Waar de eigen inkomsten tussen 2015 en 2019 nog meestegen met de inflatie, is dat de laatste jaren niet langer het geval door de impact van de coronapandemie en daarna de stijgende loon- en energiekosten en de sterk toegenomen inflatie. Ten opzichte van acht jaar geleden steeg de inflatie tot 2023 twee keer zo hard als de eigen inkomsten. Daarmee is de reële waarde van de eigen inkomsten sinds 2015 afgenomen.

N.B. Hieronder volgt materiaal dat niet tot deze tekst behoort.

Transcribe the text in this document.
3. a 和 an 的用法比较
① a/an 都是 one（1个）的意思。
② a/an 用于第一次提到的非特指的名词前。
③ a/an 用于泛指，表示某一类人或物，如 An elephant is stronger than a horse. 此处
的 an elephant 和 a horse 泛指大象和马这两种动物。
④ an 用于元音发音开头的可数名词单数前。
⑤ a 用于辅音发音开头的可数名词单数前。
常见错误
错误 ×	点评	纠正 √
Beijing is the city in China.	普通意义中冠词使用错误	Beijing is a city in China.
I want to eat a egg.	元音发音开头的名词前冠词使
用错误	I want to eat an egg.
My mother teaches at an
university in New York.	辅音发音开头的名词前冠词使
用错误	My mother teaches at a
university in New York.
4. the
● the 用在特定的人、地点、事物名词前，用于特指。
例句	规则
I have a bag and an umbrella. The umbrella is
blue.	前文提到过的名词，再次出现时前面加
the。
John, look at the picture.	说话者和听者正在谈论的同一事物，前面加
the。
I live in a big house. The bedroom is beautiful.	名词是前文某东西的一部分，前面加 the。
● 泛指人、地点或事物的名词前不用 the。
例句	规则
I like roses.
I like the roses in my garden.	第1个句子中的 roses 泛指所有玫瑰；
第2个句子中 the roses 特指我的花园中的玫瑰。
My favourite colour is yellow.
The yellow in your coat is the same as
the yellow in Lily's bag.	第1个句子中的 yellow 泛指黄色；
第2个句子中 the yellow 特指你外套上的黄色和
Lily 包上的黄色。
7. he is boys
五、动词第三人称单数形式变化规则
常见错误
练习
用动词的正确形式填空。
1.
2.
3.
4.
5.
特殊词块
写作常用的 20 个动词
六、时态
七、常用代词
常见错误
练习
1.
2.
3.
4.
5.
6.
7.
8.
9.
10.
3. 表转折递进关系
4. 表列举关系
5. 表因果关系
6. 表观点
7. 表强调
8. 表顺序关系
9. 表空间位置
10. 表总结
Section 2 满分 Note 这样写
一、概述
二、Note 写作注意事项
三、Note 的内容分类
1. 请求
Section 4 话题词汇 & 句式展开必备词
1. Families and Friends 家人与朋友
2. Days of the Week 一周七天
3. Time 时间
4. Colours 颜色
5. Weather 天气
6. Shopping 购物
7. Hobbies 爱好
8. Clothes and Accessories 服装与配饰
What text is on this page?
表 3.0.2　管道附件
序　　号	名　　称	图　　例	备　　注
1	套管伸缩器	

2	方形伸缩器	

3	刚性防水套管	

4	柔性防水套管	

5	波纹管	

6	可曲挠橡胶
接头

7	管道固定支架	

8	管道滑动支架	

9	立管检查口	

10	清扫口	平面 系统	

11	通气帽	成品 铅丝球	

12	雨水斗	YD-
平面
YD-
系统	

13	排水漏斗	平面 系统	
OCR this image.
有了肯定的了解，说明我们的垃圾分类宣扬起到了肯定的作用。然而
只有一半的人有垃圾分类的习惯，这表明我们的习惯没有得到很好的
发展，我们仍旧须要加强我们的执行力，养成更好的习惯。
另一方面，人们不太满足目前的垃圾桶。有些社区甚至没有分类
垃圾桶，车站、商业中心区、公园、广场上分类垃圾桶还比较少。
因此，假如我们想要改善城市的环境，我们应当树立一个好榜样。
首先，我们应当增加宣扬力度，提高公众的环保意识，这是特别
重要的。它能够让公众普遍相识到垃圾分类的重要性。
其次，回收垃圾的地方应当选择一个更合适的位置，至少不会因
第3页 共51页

Wanneer ook de eigen inkomsten uit de vrije sectoren, onder meer architectuur, games, bioscopen, festivals, musicals en boekwinkels, meegenomen worden, bedroegen de gezamenlijke eigen inkomsten in 2023 tenminste 3,85 miljard euro. Dit totaalbedrag is gebaseerd op gegevens over eigen inkomsten binnen
Hieronder gaan we apart in op de acht domeinen uit de Cultuurmonitor en wat daarbinnen bekend is over eigen inkomsten.
Architectuur
In de architectuursector zijn geen totaalcijfers over de eigen inkomsten uit 2023 bekend. In 2022 bedroeg de gezamenlijke omzet van de architectenbranche 1,05 miljard euro en de gemiddelde operationele bedrijfsresultaten waren 10,7 procent. De gemiddelde omvang van een opdracht bedroeg 164.410 euro. Het overgrote gedeelte van deze omzet werd in eigen land behaald, 5,9 procent kwam uit het buitenland. De afgelopen jaren is de omzet van de branche stabiel geweest (BNA 2024, BNA 2023).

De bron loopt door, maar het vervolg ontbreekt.